The rapid spread of the new coronavirus has become the primary concern going further into 1Q20. It appears that the current outbreak will have a materially larger footprint than Severe Acute Respiratory Syndrome (SARS), with the total number infected already twice as large as seen back in 2003. As at 6 February 2020, there are 24,631 cases and 494 fatalities confirmed in China. As the outbreak continues to spread, the likelihood of a material economic impact increases. Off the back of the SARS virus in 2003, Chinese GDP growth slowed dramatically, from 11% to 9% YoY before rebounding strongly. A similar scale hit would see economic activity contract in 1Q20, with YoY growth possibly decreasing to around 4%. The rapid spread of the virus, along with the fact that many Chinese citizens are choosing to stay home, suggests that once again it will be a short, sharp shock to the Chinese economy. However, the true economic impact of the new coronavirus remains difficult to project, with so little understood of the virus itself. A material slowdown in the economy would likely be met with increased stimulus from the Peoples Bank of China (PBoC), which would correspondingly boost the 2Q20/3Q20 recovery. However, in the near term, the government’s focus remains on containment of the virus itself.
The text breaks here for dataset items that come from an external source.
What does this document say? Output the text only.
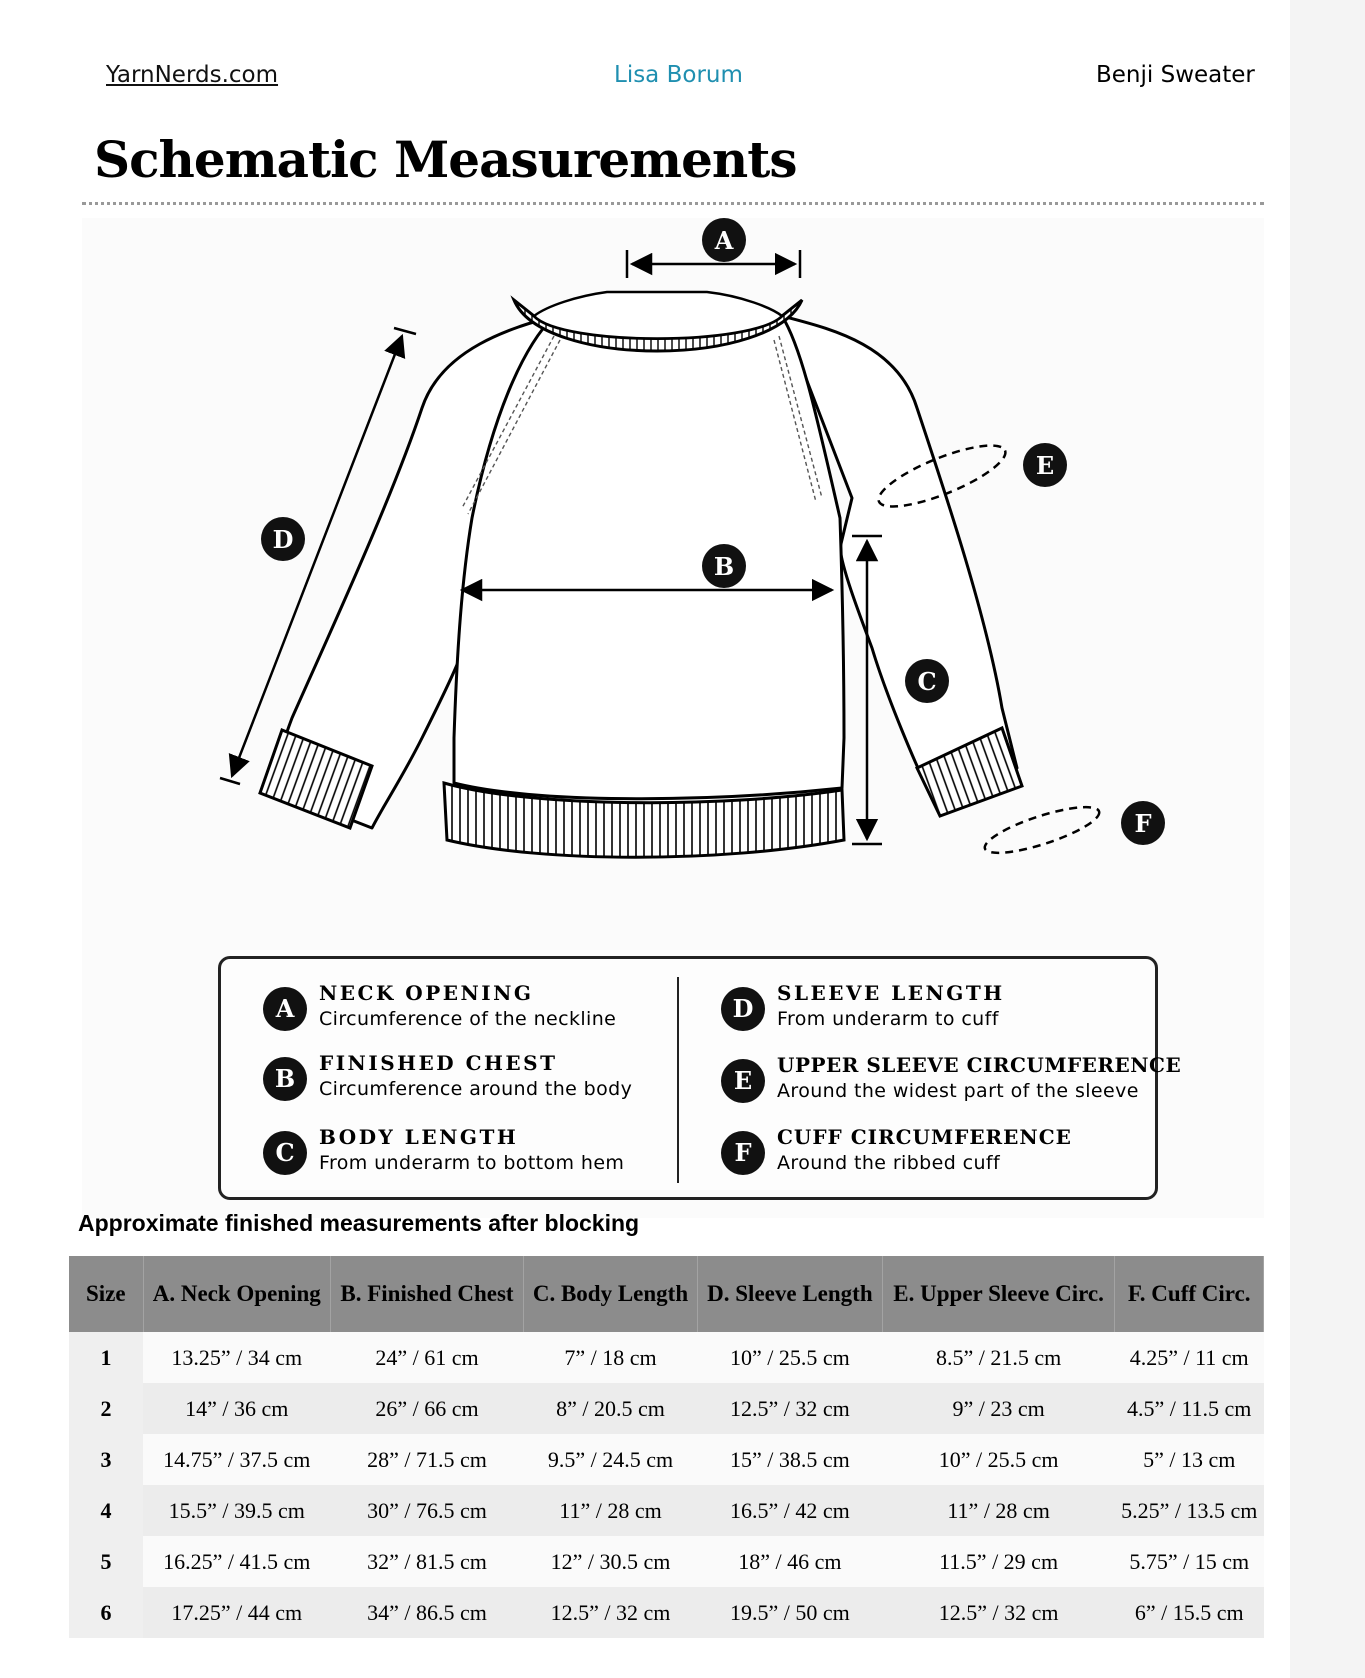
YarnNerds.com	Lisa Borum	Benji Sweater
Schematic Measurements
A
B
C
D
E
F
A
NECK OPENING
Circumference of the neckline
B
FINISHED CHEST
Circumference around the body
C
BODY LENGTH
From underarm to bottom hem
D
SLEEVE LENGTH
From underarm to cuff
E
UPPER SLEEVE CIRCUMFERENCE
Around the widest part of the sleeve
F
CUFF CIRCUMFERENCE
Around the ribbed cuff
Approximate finished measurements after blocking
Size	A. Neck Opening	B. Finished Chest	C. Body Length	D. Sleeve Length	E. Upper Sleeve Circ.	F. Cuff Circ.
1	13.25” / 34 cm	24” / 61 cm	7” / 18 cm	10” / 25.5 cm	8.5” / 21.5 cm	4.25” / 11 cm
2	14” / 36 cm	26” / 66 cm	8” / 20.5 cm	12.5” / 32 cm	9” / 23 cm	4.5” / 11.5 cm
3	14.75” / 37.5 cm	28” / 71.5 cm	9.5” / 24.5 cm	15” / 38.5 cm	10” / 25.5 cm	5” / 13 cm
4	15.5” / 39.5 cm	30” / 76.5 cm	11” / 28 cm	16.5” / 42 cm	11” / 28 cm	5.25” / 13.5 cm
5	16.25” / 41.5 cm	32” / 81.5 cm	12” / 30.5 cm	18” / 46 cm	11.5” / 29 cm	5.75” / 15 cm
6	17.25” / 44 cm	34” / 86.5 cm	12.5” / 32 cm	19.5” / 50 cm	12.5” / 32 cm	6” / 15.5 cm
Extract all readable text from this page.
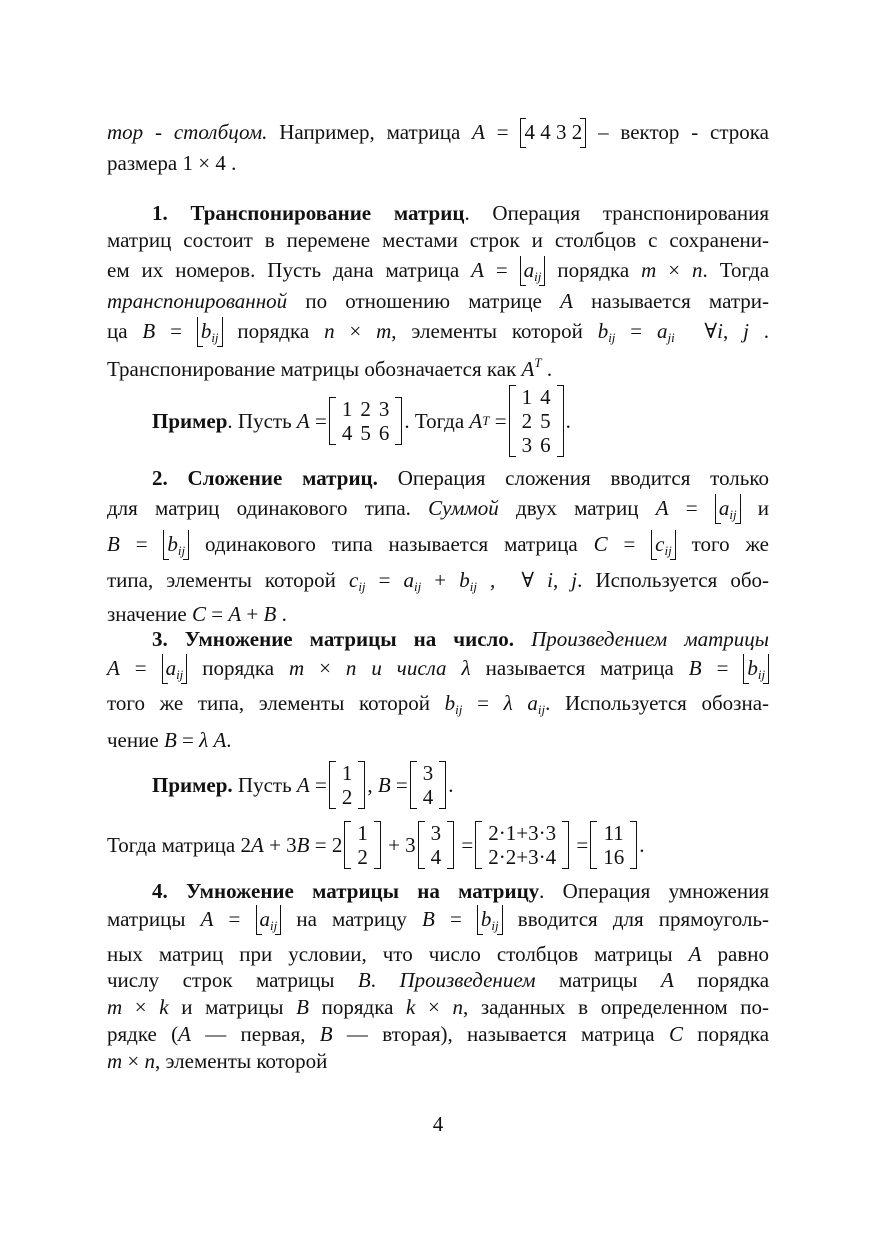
тор - столбцом. Например, матрица A = 4 4 3 2 – вектор - строка
размера 1 × 4 .
1. Транспонирование матриц. Операция транспонирования
матриц состоит в перемене местами строк и столбцов с сохранени-
ем их номеров. Пусть дана матрица $A = a_{ij}$ порядка m × n. Тогда
транспонированной по отношению матрице A называется матри-
ца $B = b_{ij}$ порядка n × m, элементы которой $b_{ij} = a_{ji}$  ∀i, j .
Транспонирование матрицы обозначается как $A^T$ .
Пример . Пусть
A = 1	2	3
4	5	6 . Тогда
A T =
1	4
2	5
3	6
.
2. Сложение матриц. Операция сложения вводится только
для матриц одинакового типа. Суммой двух матриц $A = a_{ij}$ и
$B = b_{ij}$ одинакового типа называется матрица $C = c_{ij}$ того же
типа, элементы которой $c_{ij} = a_{ij} + b_{ij}$ ,  ∀ i, j. Используется обо-
значение C = A + B .
3. Умножение матрицы на число. Произведением матрицы
$A = a_{ij}$ порядка m × n и числа λ называется матрица $B = b_{ij}$
того же типа, элементы которой $b_{ij} = \lambda$ $a_{ij}$. Используется обозна-
чение B = λ A.
Пример.
Пусть
A = 1
2 , B = 3
4 .
Тогда матрица 2 A + 3 B = 2 1
2 + 3 3
4 = 2·1+3·3
2·2+3·4 = 11
16 .
4. Умножение матрицы на матрицу. Операция умножения
матрицы $A = a_{ij}$ на матрицу $B = b_{ij}$ вводится для прямоуголь-
ных матриц при условии, что число столбцов матрицы A равно
числу строк матрицы B. Произведением матрицы A порядка
m × k и матрицы B порядка k × n, заданных в определенном по-
рядке (A — первая, B — вторая), называется матрица C порядка
m × n, элементы которой
4
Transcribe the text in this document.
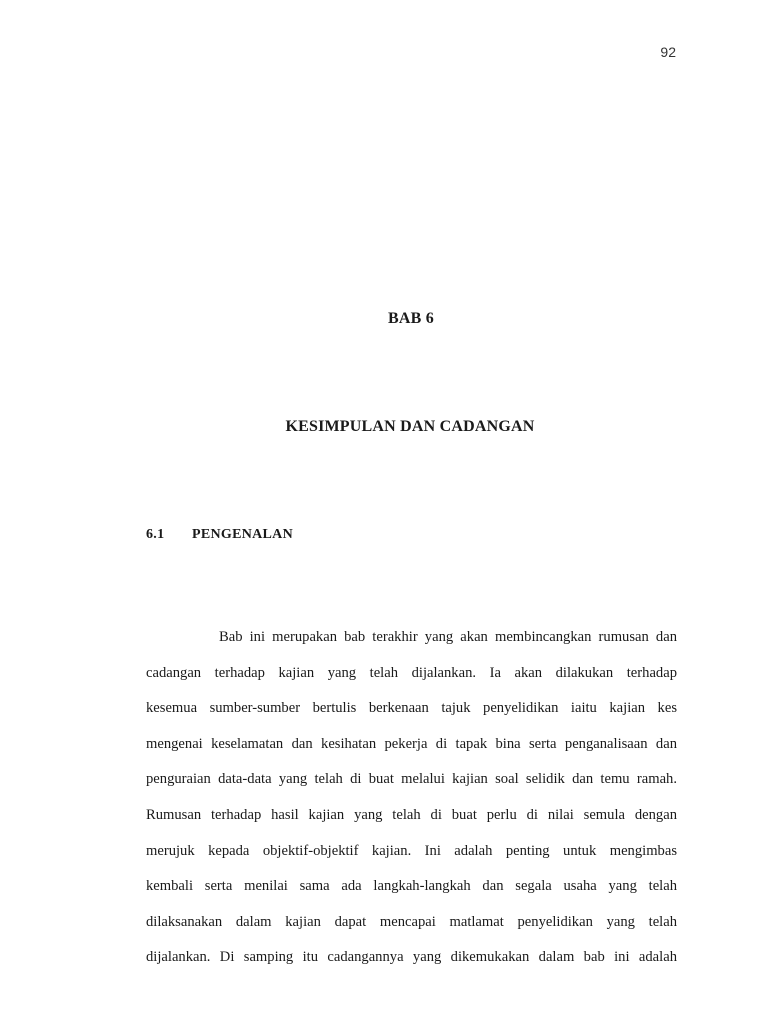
92
BAB 6
KESIMPULAN DAN CADANGAN
6.1 PENGENALAN
Bab ini merupakan bab terakhir yang akan membincangkan rumusan dan
cadangan terhadap kajian yang telah dijalankan. Ia akan dilakukan terhadap
kesemua sumber-sumber bertulis berkenaan tajuk penyelidikan iaitu kajian kes
mengenai keselamatan dan kesihatan pekerja di tapak bina serta penganalisaan dan
penguraian data-data yang telah di buat melalui kajian soal selidik dan temu ramah.
Rumusan terhadap hasil kajian yang telah di buat perlu di nilai semula dengan
merujuk kepada objektif-objektif kajian. Ini adalah penting untuk mengimbas
kembali serta menilai sama ada langkah-langkah dan segala usaha yang telah
dilaksanakan dalam kajian dapat mencapai matlamat penyelidikan yang telah
dijalankan. Di samping itu cadangannya yang dikemukakan dalam bab ini adalah
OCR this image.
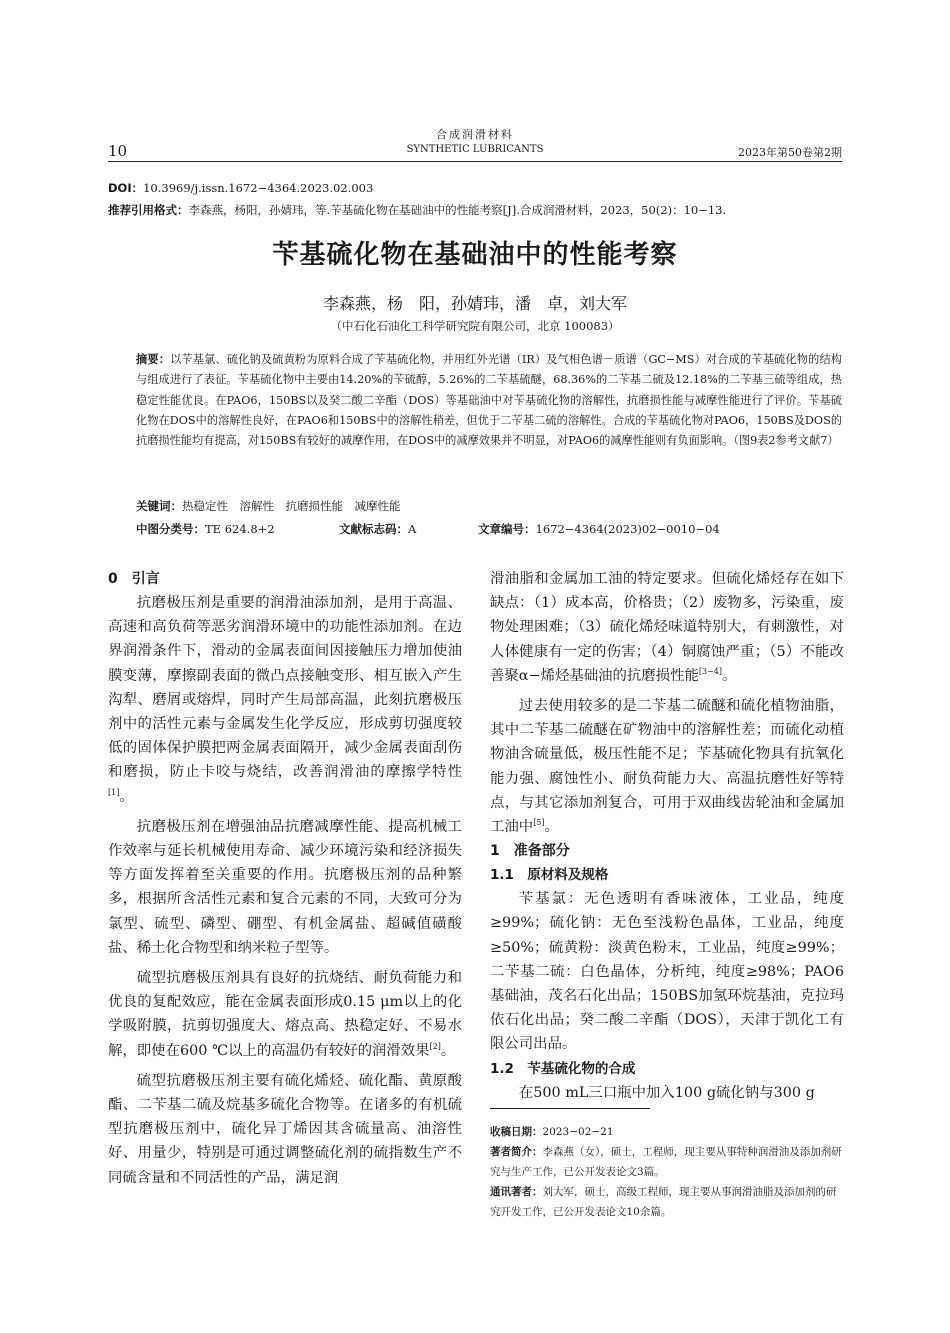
合成润滑材料
10	SYNTHETIC LUBRICANTS	2023年第50卷第2期
DOI：10.3969/j.issn.1672−4364.2023.02.003
推荐引用格式：李森燕，杨阳，孙婧玮，等.苄基硫化物在基础油中的性能考察[J].合成润滑材料，2023，50(2)：10−13.
苄基硫化物在基础油中的性能考察
李森燕，杨　阳，孙婧玮，潘　卓，刘大军
（中石化石油化工科学研究院有限公司，北京 100083）
摘要：以苄基氯、硫化钠及硫黄粉为原料合成了苄基硫化物，并用红外光谱（IR）及气相色谱－质谱（GC−MS）对合成的苄基硫化物的结构与组成进行了表征。苄基硫化物中主要由14.20%的苄硫醇，5.26%的二苄基硫醚，68.36%的二苄基二硫及12.18%的二苄基三硫等组成，热稳定性能优良。在PAO6，150BS以及癸二酸二辛酯（DOS）等基础油中对苄基硫化物的溶解性，抗磨损性能与减摩性能进行了评价。苄基硫化物在DOS中的溶解性良好，在PAO6和150BS中的溶解性稍差，但优于二苄基二硫的溶解性。合成的苄基硫化物对PAO6，150BS及DOS的抗磨损性能均有提高，对150BS有较好的减摩作用，在DOS中的减摩效果并不明显，对PAO6的减摩性能则有负面影响。（图9表2参考文献7）
关键词：热稳定性　溶解性　抗磨损性能　减摩性能
中图分类号：TE 624.8+2	文献标志码：A	文章编号：1672−4364(2023)02−0010−04
0　引言

抗磨极压剂是重要的润滑油添加剂，是用于高温、高速和高负荷等恶劣润滑环境中的功能性添加剂。在边界润滑条件下，滑动的金属表面间因接触压力增加使油膜变薄，摩擦副表面的微凸点接触变形、相互嵌入产生沟犁、磨屑或熔焊，同时产生局部高温，此刻抗磨极压剂中的活性元素与金属发生化学反应，形成剪切强度较低的固体保护膜把两金属表面隔开，减少金属表面刮伤和磨损，防止卡咬与烧结，改善润滑油的摩擦学特性[1]。

抗磨极压剂在增强油品抗磨减摩性能、提高机械工作效率与延长机械使用寿命、减少环境污染和经济损失等方面发挥着至关重要的作用。抗磨极压剂的品种繁多，根据所含活性元素和复合元素的不同，大致可分为氯型、硫型、磷型、硼型、有机金属盐、超碱值磺酸盐、稀土化合物型和纳米粒子型等。

硫型抗磨极压剂具有良好的抗烧结、耐负荷能力和优良的复配效应，能在金属表面形成0.15 μm以上的化学吸附膜，抗剪切强度大、熔点高、热稳定好、不易水解，即使在600 ℃以上的高温仍有较好的润滑效果[2]。

硫型抗磨极压剂主要有硫化烯烃、硫化酯、黄原酸酯、二苄基二硫及烷基多硫化合物等。在诸多的有机硫型抗磨极压剂中，硫化异丁烯因其含硫量高、油溶性好、用量少，特别是可通过调整硫化剂的硫指数生产不同硫含量和不同活性的产品，满足润

滑油脂和金属加工油的特定要求。但硫化烯烃存在如下缺点：（1）成本高，价格贵；（2）废物多，污染重，废物处理困难；（3）硫化烯烃味道特别大，有刺激性，对人体健康有一定的伤害；（4）铜腐蚀严重；（5）不能改善聚α−烯烃基础油的抗磨损性能[3−4]。

过去使用较多的是二苄基二硫醚和硫化植物油脂，其中二苄基二硫醚在矿物油中的溶解性差；而硫化动植物油含硫量低，极压性能不足；苄基硫化物具有抗氧化能力强、腐蚀性小、耐负荷能力大、高温抗磨性好等特点，与其它添加剂复合，可用于双曲线齿轮油和金属加工油中[5]。

1　准备部分
1.1　原材料及规格

苄基氯：无色透明有香味液体，工业品，纯度≥99%；硫化钠：无色至浅粉色晶体，工业品，纯度≥50%；硫黄粉：淡黄色粉末，工业品，纯度≥99%；二苄基二硫：白色晶体，分析纯，纯度≥98%；PAO6基础油，茂名石化出品；150BS加氢环烷基油，克拉玛依石化出品；癸二酸二辛酯（DOS），天津于凯化工有限公司出品。

1.2　苄基硫化物的合成

在500 mL三口瓶中加入100 g硫化钠与300 g

收稿日期：2023−02−21
著者简介：李森燕（女），硕士，工程师，现主要从事特种润滑油及添加剂研究与生产工作，已公开发表论文3篇。
通讯著者：刘大军，硕士，高级工程师，现主要从事润滑油脂及添加剂的研究开发工作，已公开发表论文10余篇。
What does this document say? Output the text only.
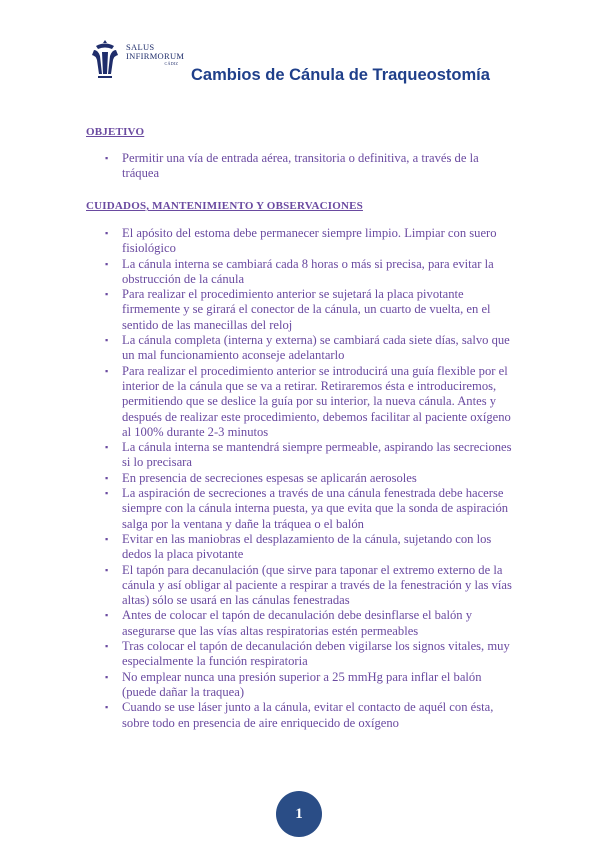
SALUS
INFIRMORUM
CÁDIZ
Cambios de Cánula de Traqueostomía

OBJETIVO

▪ Permitir una vía de entrada aérea, transitoria o definitiva, a través de la tráquea

CUIDADOS, MANTENIMIENTO Y OBSERVACIONES

▪ El apósito del estoma debe permanecer siempre limpio. Limpiar con suero fisiológico
▪ La cánula interna se cambiará cada 8 horas o más si precisa, para evitar la obstrucción de la cánula
▪ Para realizar el procedimiento anterior se sujetará la placa pivotante firmemente y se girará el conector de la cánula, un cuarto de vuelta, en el sentido de las manecillas del reloj
▪ La cánula completa (interna y externa) se cambiará cada siete días, salvo que un mal funcionamiento aconseje adelantarlo
▪ Para realizar el procedimiento anterior se introducirá una guía flexible por el interior de la cánula que se va a retirar. Retiraremos ésta e introduciremos, permitiendo que se deslice la guía por su interior, la nueva cánula. Antes y después de realizar este procedimiento, debemos facilitar al paciente oxígeno al 100% durante 2-3 minutos
▪ La cánula interna se mantendrá siempre permeable, aspirando las secreciones si lo precisara
▪ En presencia de secreciones espesas se aplicarán aerosoles
▪ La aspiración de secreciones a través de una cánula fenestrada debe hacerse siempre con la cánula interna puesta, ya que evita que la sonda de aspiración salga por la ventana y dañe la tráquea o el balón
▪ Evitar en las maniobras el desplazamiento de la cánula, sujetando con los dedos la placa pivotante
▪ El tapón para decanulación (que sirve para taponar el extremo externo de la cánula y así obligar al paciente a respirar a través de la fenestración y las vías altas) sólo se usará en las cánulas fenestradas
▪ Antes de colocar el tapón de decanulación debe desinflarse el balón y asegurarse que las vías altas respiratorias estén permeables
▪ Tras colocar el tapón de decanulación deben vigilarse los signos vitales, muy especialmente la función respiratoria
▪ No emplear nunca una presión superior a 25 mmHg para inflar el balón (puede dañar la traquea)
▪ Cuando se use láser junto a la cánula, evitar el contacto de aquél con ésta, sobre todo en presencia de aire enriquecido de oxígeno
1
China economic data overview

The Chinese economy advanced by 6.0% YoY in 4Q19 – the same as in the previous quarter and matching market expectations. The annual inflation rate steadied at 4.5% in December 2019, less than market expectations of a 4.7% print. Nevertheless, it remains the highest inflation rate since January 2012, as pork prices surged 97% YoY due to a prolonged African swine fever epidemic. Consequently, food inflation rose 17.4% YoY in December, with pork prices rising for the tenth month in a row. The Caixin China General Manufacturing PMI fell to 51.5 in December from 51.8 in the previous month. New orders growth slowed to three-month lows, amongst a marginal rise in exports, while output expansion remained strong overall. The Caixin China General Services PMI fell to 52.5 in December from a seven-month high of 53.5 in November. China recorded a government debt equivalent to 50.50% of GDP and a current account surplus of 0.40% in 2018. China’s retail sales printed at 8% YoY in December 2019, unchanged from the previous month’s five-month high and above market expectations of a 7.8% YoY increase. China’s private consumption accounted for 39.4 % of its nominal GDP in December 2018.